The collection conflict narrative is one that Christians, shortly after Paul, attempted to paint-over. This was not a challenging task as after the sacking of Jerusalem, in 70 A.D., the Pauline congregations are effectively all that was left of Christianity, because the Romans eliminated the Judean Church. Following later writers, such as the author of Luke-Acts (written around 90 A.D.), would present something of a rosey picture of unity in the early Church. Acts, in particular, conflicts with a number of Paul's own statements in his epistles as to his relationship with the Judean Church.
We learn that Paul's visionary mission and message was not only a spiritual battle, but also a socio-political and even ethnic struggle that involved more than questions of the Torah and circumcision. It involved money, power, questions of who spoke for Jesus, and what were the correct barriers of Jewish ethnicity.

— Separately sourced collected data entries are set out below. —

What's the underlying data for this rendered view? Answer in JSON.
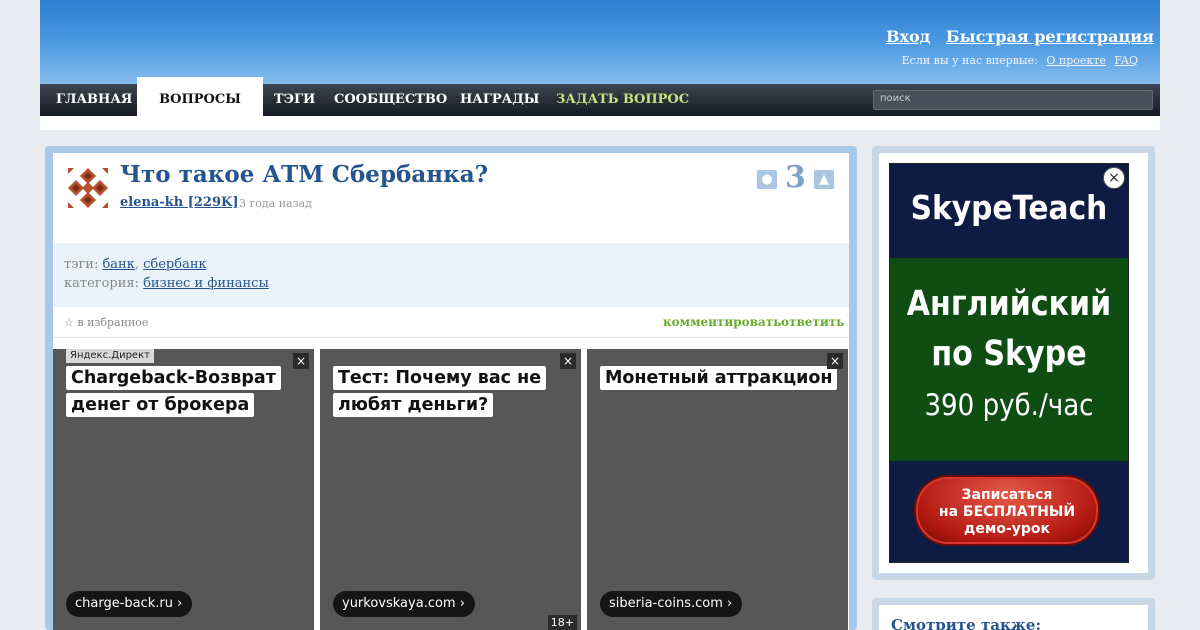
{
  "header": {
    "login": "Вход",
    "register": "Быстрая регистрация",
    "first_visit": "Если вы у нас впервые:",
    "about": "О проекте",
    "faq": "FAQ"
  },
  "nav": {
    "items": [
      {
        "label": "ГЛАВНАЯ"
      },
      {
        "label": "ВОПРОСЫ",
        "active": true
      },
      {
        "label": "ТЭГИ"
      },
      {
        "label": "СООБЩЕСТВО"
      },
      {
        "label": "НАГРАДЫ"
      },
      {
        "label": "ЗАДАТЬ ВОПРОС"
      }
    ],
    "search_placeholder": "поиск"
  },
  "question": {
    "title": "Что такое АТМ Сбербанка?",
    "author": "elena-kh [229K]",
    "time_ago": "3 года назад",
    "answers_count": "3",
    "tags_label": "тэги:",
    "tags": [
      "банк",
      "сбербанк"
    ],
    "tag_separator": ",",
    "category_label": "категория:",
    "category": "бизнес и финансы",
    "favorite": "в избранное",
    "comment": "комментировать",
    "answer": "ответить"
  },
  "ads": {
    "label": "Яндекс.Директ",
    "close_icon": "×",
    "items": [
      {
        "headline": "Chargeback-Возврат денег от брокера",
        "domain": "charge-back.ru"
      },
      {
        "headline": "Тест: Почему вас не любят деньги?",
        "domain": "yurkovskaya.com",
        "age": "18+"
      },
      {
        "headline": "Монетный аттракцион",
        "domain": "siberia-coins.com"
      }
    ]
  },
  "banner": {
    "brand": "SkypeTeach",
    "line1": "Английский",
    "line2": "по Skype",
    "price": "390 руб./час",
    "cta_line1": "Записаться",
    "cta_line2": "на БЕСПЛАТНЫЙ",
    "cta_line3": "демо-урок",
    "close_icon": "×"
  },
  "sidebar": {
    "see_also": "Смотрите также:"
  },
  "colors": {
    "header_blue": "#2d7fcf",
    "link_blue": "#24558f",
    "action_green": "#6aab2d",
    "ask_green": "#c7e27f"
  }
}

Agreeing to return a collection to Jerusalem gave Paul the chance to find the support that would allow the fulfillment of his missionary journey.
And yet, it is not until he decides to turn back from that journey, reluctantly early in 58 A.D., that we witness the full consequence of the collection. In the years he was on the mission field Roman oppression had surged in Jerusalem and the Jews responded by increasingly asserting their chosen identity. Soon, the Temple banned gifts from Pagans. According to Princeton's Early Church Historian Elaine Pagels there was, understandably, "a lot of anxiety about how he is going to be received."
So when Paul, with his collection and Gentile believers from each of the churches in tow, returned to Jerusalem, he was in for a rude welcome. Jesus' brother James a Nazarite and daily visitor of the Temple, suggested he go there to offer the gift and complete his ritualistic duties as proof of being a faithful Hebrew. It's possible that James wanted, dreadfully, not be associated with Paul. According to Dominic Crossan, there was an opinion about that "this is a renegade. Don't have anything to do with him. Don't take a gift from him." Predictably, according to Acts, Paul's presence at the Temple sparked a riot.
He was beaten to within inches of his life. And, in a moment of terrifying irony, he was rescued from the stones of his own people by pagan Roman guards. Acts says he claimed he was a Roman Citizen and was rescued. This collection, this pay-off, which was to allow his mission to continue, would ultimately lead to the end of Paul. "Paul final days end up being just deeply pathetic, filled with pathos," says to Duke University's Douglas Campbell. Years later tradition has it that he died a prisoner of Rome.
The story of Paul's collection exposes a character who could hardly have imagined that the men he worked so hard to impress, an ultimately appease with money, would be little more than footnotes in the story of his founding of the Christian religion.